①子供の裸の画像に対して「虐待だ」と述べる

 SNSに子供の裸の画像が掲載されていたとします。それに対し、「虐待だ」と言った場合は、誹謗中傷に当たる可能性があります。
 というのも、虐待があったかどうかを、子供の裸の写真のみで判断するには根拠に乏しいためです。「①根拠のない悪口」に当たる可能性があります。

 また、「虐待だ」と言われると、社会的評価が下げられる可能性もあります。そのため、「②他人の名誉を傷つける」も該当するかもしれません。

②「○○店の料理はクソだ!」

 「○○店の料理はクソだ!」という書き込みは誹謗中傷に当たる可能性があります。
 この場合、“クソだ!”と感じる具体的な事柄を述べられていません。そのため、「①根拠のない悪口」に該当するでしょう。また、

 また、「料理がクソだ!」と書き込まれたことで、○○店は社会的信用を傷つけられるでしょう。そのため、「②他人の名誉を傷つける」も該当する可能性があります。

 

誹謗中傷の当たらない例

 対して、以下のような場合は、誹謗中傷に当たらない可能性が考えられます。

①「ウザい」

 「ウザい」の語源は、「不快だ」「気味が悪い」です。何に対して「ウザい」と述べられているのかが明確であれば「①根拠のない悪口」には当たるでしょう。しかし、「ウザい」だけでは、その理由が述べられていないため、「①根拠のない悪口」に当たる可能性があります。

 一方、「ウザい」という言葉は、「②他人の名誉を傷つける」要素としては弱いかもしれません。
 つまり、「ウザい」のみでは、誹謗中傷に当たらない可能性が考えられます

②本人が誹謗中傷されたと勘違いしている

 例えば、他人から意見されることを過剰に嫌がり、人格を否定されたり名誉を傷つけられたりしていないにも関わらず、「誹謗中傷だ」と主張している人がいるとします。
 この場合は誹謗中傷に当たらないと考えられます。

 誹謗中傷は、主観ではなく、あくまでも「①根拠のない悪口」「②他人の名誉を傷つける」の2つの観点を客観的に判断されるべきと考えられるためです。

 

誹謗中傷と批判の違い

 木村花さんの件を受けて、インターネット上の誹謗中傷をなくすために制度改正の議論が進みだしています。その一方でインターネット上では、誹謗中傷と批判の境界線についての議論が起きています。政治に批判的な声を上げるだけで「誹謗中傷だ」という主張も散見されます。
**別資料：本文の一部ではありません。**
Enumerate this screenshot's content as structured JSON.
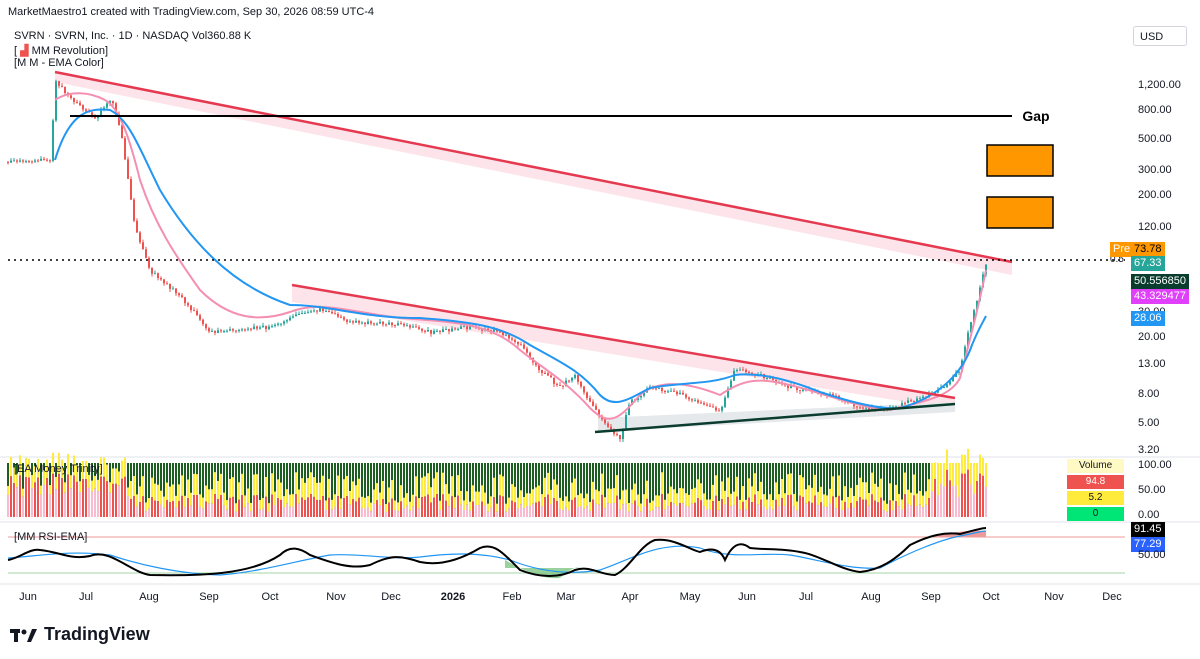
{
  "header": {
    "attribution": "MarketMaestro1 created with TradingView.com, Sep 30, 2026 08:59 UTC-4",
    "symbol_line": "SVRN · SVRN, Inc. · 1D · NASDAQ",
    "volume_label": "Vol",
    "volume_value": "360.88 K",
    "indicator_1": "MM Revolution",
    "indicator_2": "M M - EMA Color",
    "currency": "USD"
  },
  "price_axis": {
    "ticks": [
      "1,200.00",
      "800.00",
      "500.00",
      "300.00",
      "200.00",
      "120.00",
      "80.00",
      "50.00",
      "30.00",
      "20.00",
      "13.00",
      "8.00",
      "5.00",
      "3.20"
    ],
    "fib_label": "0.5"
  },
  "price_tags": {
    "pre_label": "Pre",
    "pre_value": "73.78",
    "last": "67.33",
    "t1": "50.556850",
    "t2": "43.329477",
    "t3": "28.06"
  },
  "annotation": {
    "gap_label": "Gap"
  },
  "money_panel": {
    "title": "EA Money Trinity",
    "axis_ticks": [
      "100.00",
      "50.00",
      "0.00"
    ],
    "table_header": "Volume",
    "rows": [
      "94.8",
      "5.2",
      "0"
    ]
  },
  "rsi_panel": {
    "title": "MM RSI-EMA",
    "axis_tick": "50.00",
    "rsi_value": "91.45",
    "ema_value": "77.29"
  },
  "time_axis": [
    "Jun",
    "Jul",
    "Aug",
    "Sep",
    "Oct",
    "Nov",
    "Dec",
    "2026",
    "Feb",
    "Mar",
    "Apr",
    "May",
    "Jun",
    "Jul",
    "Aug",
    "Sep",
    "Oct",
    "Nov",
    "Dec"
  ],
  "footer": {
    "brand": "TradingView"
  },
  "colors": {
    "up": "#26a69a",
    "down": "#ef5350",
    "ema_fast_fill": "#f8bbd0",
    "ema_slow": "#2196f3",
    "trendline": "#e53950",
    "support": "#0b3d2e",
    "orange_box": "#ff9800"
  },
  "chart_data": {
    "type": "line",
    "title": "SVRN · SVRN, Inc. · 1D · NASDAQ",
    "xlabel": "",
    "ylabel": "",
    "y_scale": "log",
    "ylim": [
      3.2,
      1200
    ],
    "x": [
      "Jun",
      "Jul",
      "Aug",
      "Sep",
      "Oct",
      "Nov",
      "Dec",
      "2026",
      "Feb",
      "Mar",
      "Apr",
      "May",
      "Jun",
      "Jul",
      "Aug",
      "Sep",
      "Oct"
    ],
    "series": [
      {
        "values": [
          1300,
          900,
          70,
          24,
          26,
          28,
          26,
          24,
          22,
          9,
          5,
          8,
          11,
          8.5,
          6.5,
          12,
          67.33
        ]
      }
    ]
  }
}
 誹謗中傷と批判の違いを示す明確な線引きはありません。ただ、双方の大きな違いは「他人の人格を尊重しているかどうか」であると考えられます。

 批判とは、他人の言動の善悪や正誤を見定め、評価・判定する際に使われる言葉です。一方、誹謗中傷は、相手をおとしめて名誉を傷つける行為です。
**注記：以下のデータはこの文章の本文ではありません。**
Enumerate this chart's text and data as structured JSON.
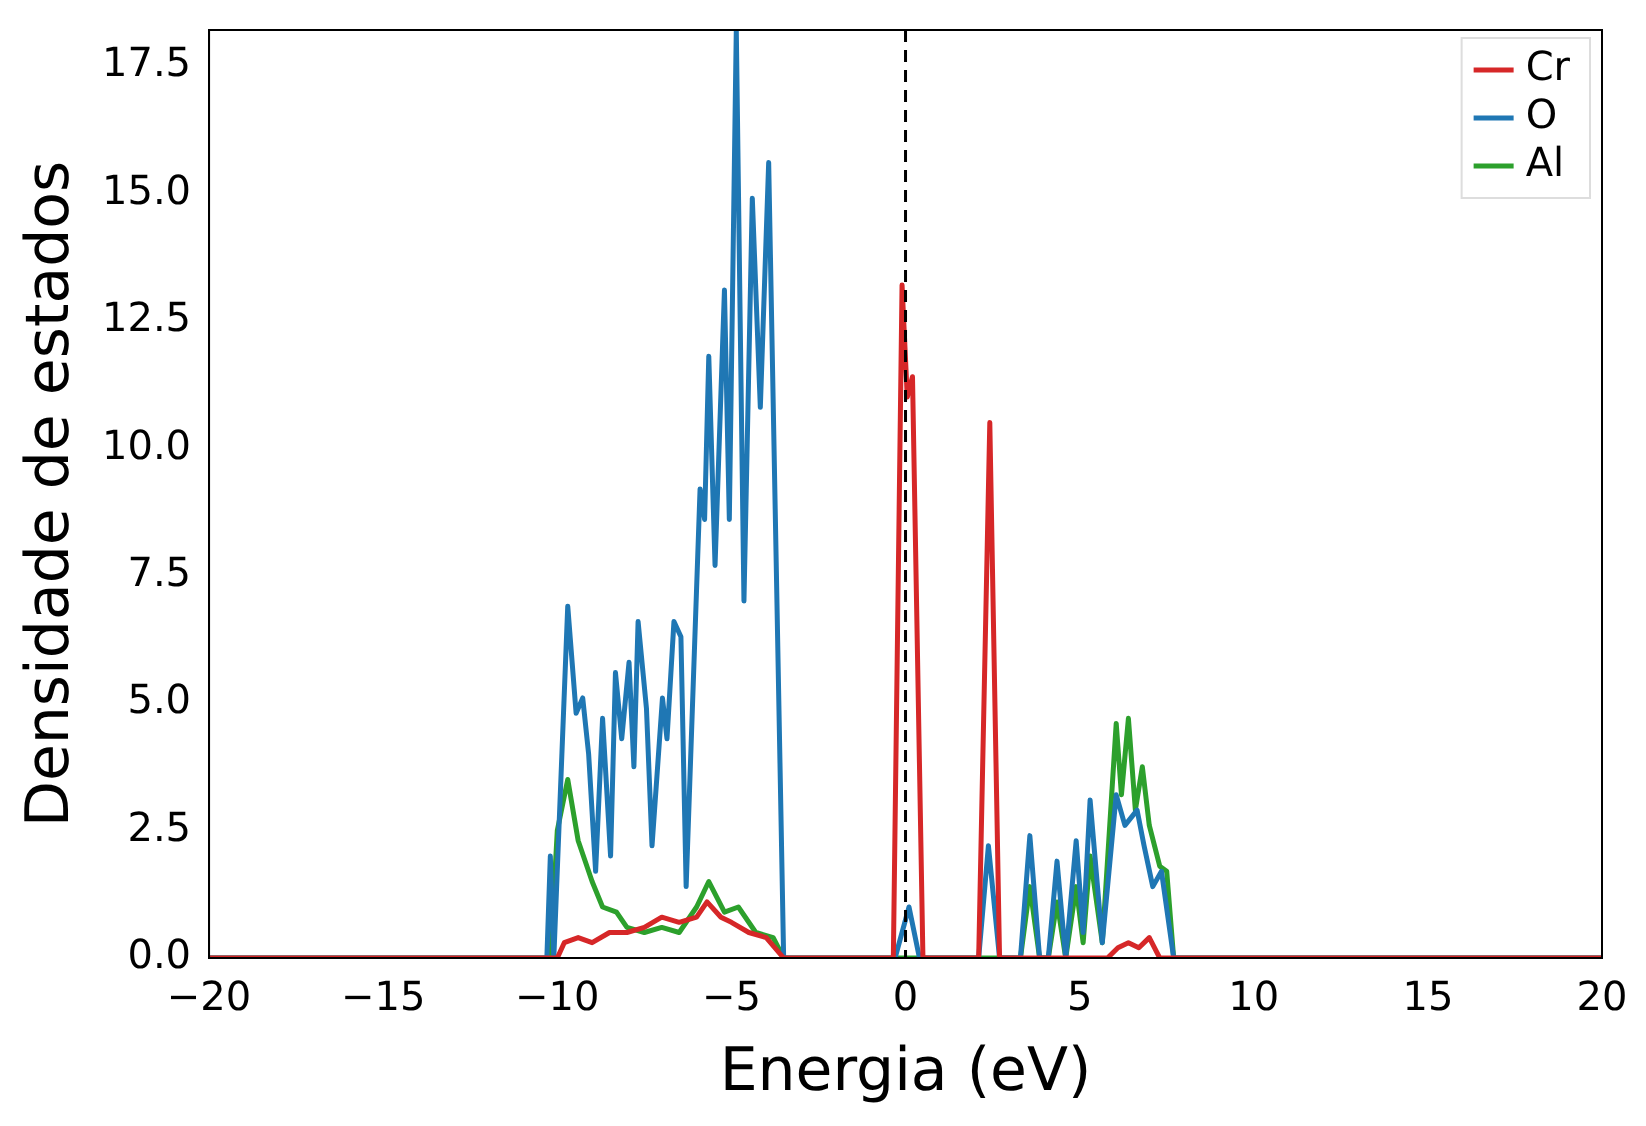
{
  "chart_data": {
    "type": "line",
    "xlabel": "Energia (eV)",
    "ylabel": "Densidade de estados",
    "xlim": [
      -20,
      20
    ],
    "ylim": [
      0,
      18.2
    ],
    "xticks": [
      {
        "value": -20,
        "label": "−20"
      },
      {
        "value": -15,
        "label": "−15"
      },
      {
        "value": -10,
        "label": "−10"
      },
      {
        "value": -5,
        "label": "−5"
      },
      0,
      5,
      10,
      15,
      20
    ],
    "yticks": [
      {
        "value": 0,
        "label": "0.0"
      },
      2.5,
      {
        "value": 5,
        "label": "5.0"
      },
      7.5,
      {
        "value": 10,
        "label": "10.0"
      },
      12.5,
      {
        "value": 15,
        "label": "15.0"
      },
      17.5
    ],
    "legend": "top right",
    "grid": false,
    "marker": "none",
    "line_style": "solid",
    "ref_lines": [
      {
        "axis": "x",
        "value": 0,
        "label": null,
        "color": "#000000",
        "line_style": "dashed"
      }
    ],
    "series": [
      {
        "name": "Cr",
        "color": "#d62728",
        "x": [
          -20,
          -10.2,
          -10,
          -9.8,
          -9.4,
          -9,
          -8.5,
          -8,
          -7.5,
          -7,
          -6.5,
          -6,
          -5.7,
          -5.3,
          -5,
          -4.5,
          -4,
          -3.5,
          -0.35,
          -0.1,
          0.05,
          0.2,
          0.5,
          2.1,
          2.42,
          2.7,
          5.8,
          6.1,
          6.4,
          6.7,
          7,
          7.3,
          20
        ],
        "values": [
          0,
          0,
          0,
          0.3,
          0.4,
          0.3,
          0.5,
          0.5,
          0.6,
          0.8,
          0.7,
          0.8,
          1.1,
          0.8,
          0.7,
          0.5,
          0.4,
          0,
          0,
          13.2,
          11,
          11.4,
          0,
          0,
          10.5,
          0,
          0,
          0.2,
          0.3,
          0.2,
          0.4,
          0,
          0
        ]
      },
      {
        "name": "O",
        "color": "#1f77b4",
        "x": [
          -20,
          -10.3,
          -10.2,
          -10.1,
          -9.7,
          -9.46,
          -9.27,
          -9.1,
          -8.9,
          -8.7,
          -8.47,
          -8.33,
          -8.15,
          -7.94,
          -7.8,
          -7.68,
          -7.44,
          -7.28,
          -6.98,
          -6.85,
          -6.65,
          -6.45,
          -6.3,
          -5.9,
          -5.77,
          -5.65,
          -5.47,
          -5.2,
          -5.06,
          -4.86,
          -4.64,
          -4.4,
          -4.17,
          -3.93,
          -3.5,
          -0.3,
          0.1,
          0.4,
          2.1,
          2.38,
          2.7,
          3.3,
          3.57,
          3.85,
          4.1,
          4.35,
          4.6,
          4.9,
          5.1,
          5.3,
          5.65,
          6.05,
          6.3,
          6.65,
          6.85,
          7.1,
          7.35,
          7.7,
          20
        ],
        "values": [
          0,
          0,
          2,
          0,
          6.9,
          4.8,
          5.1,
          4,
          1.7,
          4.7,
          2,
          5.6,
          4.3,
          5.8,
          3.75,
          6.6,
          4.9,
          2.2,
          5.1,
          4.3,
          6.6,
          6.3,
          1.4,
          9.2,
          8.6,
          11.8,
          7.7,
          13.1,
          8.6,
          18.2,
          7,
          14.9,
          10.8,
          15.6,
          0,
          0,
          1,
          0,
          0,
          2.2,
          0,
          0,
          2.4,
          0,
          0,
          1.9,
          0,
          2.3,
          0.5,
          3.1,
          0.3,
          3.2,
          2.6,
          2.9,
          2.2,
          1.4,
          1.7,
          0,
          0
        ]
      },
      {
        "name": "Al",
        "color": "#2ca02c",
        "x": [
          -20,
          -10.2,
          -10,
          -9.7,
          -9.4,
          -9,
          -8.7,
          -8.3,
          -8,
          -7.5,
          -7,
          -6.5,
          -6,
          -5.65,
          -5.2,
          -4.8,
          -4.3,
          -3.8,
          -3.5,
          3.3,
          3.57,
          3.85,
          4.1,
          4.35,
          4.6,
          4.9,
          5.1,
          5.3,
          5.65,
          6.05,
          6.2,
          6.4,
          6.6,
          6.8,
          7,
          7.3,
          7.5,
          7.7,
          20
        ],
        "values": [
          0,
          0,
          2.5,
          3.5,
          2.3,
          1.5,
          1,
          0.9,
          0.6,
          0.5,
          0.6,
          0.5,
          1,
          1.5,
          0.9,
          1,
          0.5,
          0.4,
          0,
          0,
          1.4,
          0,
          0,
          1.1,
          0,
          1.4,
          0.3,
          2,
          0.3,
          4.6,
          3.2,
          4.7,
          2.9,
          3.75,
          2.6,
          1.8,
          1.7,
          0,
          0
        ]
      }
    ]
  }
}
 例えば、学会の研究結果発表に対して、「先ほど『……』とおっしゃった部分は、先行研究との間に矛盾があるのではないかと思います」と意見を述べれば批判になるでしょう。しかし、「あなたはバカですね」と言えば誹謗中傷に当たる可能性があります。

 また、政治で例えると、「政府の今回の施策は、○○の部分に問題がある」「○○大臣の答弁は、以前言ってことと矛盾している」と言えば批判ですが、「今の政府はクズばっか」「○○大臣はバカだ」と言えば、相手の人格を否定しているので誹謗中傷に当たるかもしれません。

 また、下記のように誹謗中傷と批判を見分けることも出来ます。

①批評「コロナが怖いなら行かなきゃいいだろ」
②誹謗中傷「コロナが怖いなら行かなきゃいいだろボケ、頭悪すぎて笑う」

 ①は批判になりますが、②は人格までも否定しているので誹謗中傷に当たる可能性があります。

 

誹謗中傷と非難の違い

 非難とは、他人の欠点や過失等を取り上げて責めることをいいます。責めているのは、あくまでも欠点や過失に限定されています。誹謗中傷のように人格を否定したり、名誉を傷つたりはありません。

 

誹謗中傷と罪

 誹謗中傷は、権利侵害を起こす可能性があります。権利侵害を起こすと、名誉毀損罪侮辱罪信用棄損罪業務妨害罪等の罪に問われる可能性があります。

 

終わりに

 インターネットによって、顔を合わせずのコミュニケーションをとれるようになりました。便利である一方で、相手の立場を配慮せず、安易に高圧的な言葉を発したり、思いやりにかけた言葉を発したり等の行為が助長させています。

 便利なインターネットを、歪んだ方法で使用せず、誹謗中傷が起こらない世の中になることを願うばかりです。